There needs to be a mixed approach to police recruitment, South Yorkshire Police Federation has said, as the first force in the country axes its degree requirement.

This month, Hampshire’s Chief Constable told national newspapers: “I want bobbies on the beat – not writing essays.” He said that insisting on a degree ruled out many with young families and those with experience – including ex-military personnel – who were ready for operational policing.

The Chair of South Yorkshire Police Federation, Steve Kent, said he agreed with this point, but that it made sense to keep the degree for those who wanted to do it, alongside recruiting those who already had life experience.

Steve said: “Our Federation’s view has always been that you need to have a mixed system for recruitment into policing because you need to have those people who have life experience, who maybe have come from occupations where going into policing is something that they can absolutely do without a degree.

“I don’t think a degree makes a good cop. But I also think we need to attract younger people in and offer that skillset. So our view is there needs to be a mixed approach.
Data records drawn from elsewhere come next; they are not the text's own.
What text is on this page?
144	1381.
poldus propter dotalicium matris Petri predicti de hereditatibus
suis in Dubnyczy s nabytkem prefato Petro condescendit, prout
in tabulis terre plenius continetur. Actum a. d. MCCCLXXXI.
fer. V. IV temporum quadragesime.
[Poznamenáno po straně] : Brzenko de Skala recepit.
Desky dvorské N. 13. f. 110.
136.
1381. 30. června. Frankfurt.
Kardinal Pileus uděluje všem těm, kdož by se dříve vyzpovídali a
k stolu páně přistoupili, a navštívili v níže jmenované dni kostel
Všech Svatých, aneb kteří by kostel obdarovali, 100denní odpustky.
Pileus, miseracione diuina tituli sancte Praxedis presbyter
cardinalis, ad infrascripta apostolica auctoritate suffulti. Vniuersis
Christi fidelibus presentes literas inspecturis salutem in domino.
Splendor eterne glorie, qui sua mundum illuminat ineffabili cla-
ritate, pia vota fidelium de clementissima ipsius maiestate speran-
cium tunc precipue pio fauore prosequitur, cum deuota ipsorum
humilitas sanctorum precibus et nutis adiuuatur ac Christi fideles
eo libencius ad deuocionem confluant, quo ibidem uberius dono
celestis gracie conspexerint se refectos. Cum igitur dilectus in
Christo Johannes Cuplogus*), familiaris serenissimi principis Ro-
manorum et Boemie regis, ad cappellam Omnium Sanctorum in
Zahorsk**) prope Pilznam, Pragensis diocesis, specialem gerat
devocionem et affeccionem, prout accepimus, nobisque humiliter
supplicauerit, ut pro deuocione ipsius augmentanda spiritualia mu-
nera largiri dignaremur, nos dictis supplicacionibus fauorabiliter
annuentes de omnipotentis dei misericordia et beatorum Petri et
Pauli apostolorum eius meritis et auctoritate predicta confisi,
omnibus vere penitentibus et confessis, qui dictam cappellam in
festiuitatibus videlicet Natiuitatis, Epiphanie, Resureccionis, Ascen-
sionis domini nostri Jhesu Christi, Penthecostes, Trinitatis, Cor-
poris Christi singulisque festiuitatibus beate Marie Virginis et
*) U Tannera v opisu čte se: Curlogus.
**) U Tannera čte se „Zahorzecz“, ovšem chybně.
“You’ve got your young people who want to go to university, who we should be grabbing – making policing an attractive career and training the future leaders. But it’s ridiculous for ex-military, ex-prison officers, ex-public service workers who have already got the skills to be police officers – they don’t need to sit down and do a degree.”

Steve admitted that there had been a lot of issues with police degrees, including the amount of control that universities held. He said: “There are concerns about universities, by stealth, deciding what happens to employees. They might say: ‘If you don’t submit your coursework, we’re kicking you off the course’, which then puts South Yorkshire Police in a position where they are potentially Reg 13ing officers based on what the university’s saying, and that can’t be right. It has to be the organisation that decides the future of its officers.”

Steve continued: “I do have some sympathy with the force, because it has invested heavily in the instruction from Government that everybody will be degree entry. So the force has, in essence, made its own police academy based on that.

“Now the Government is doing a U-turn, which is fine and we want that longer-term, but it does leave the force in a tricky position where it thinks: ‘Well, hang on a minute, how much are we now going to have to spend on resources to change our system?’.

“So this is welcome, but it’s also frustrating that what we have been saying for some time has come out in this rushed way. The Government should be financially supporting forces to make this transition back to a mixed system.”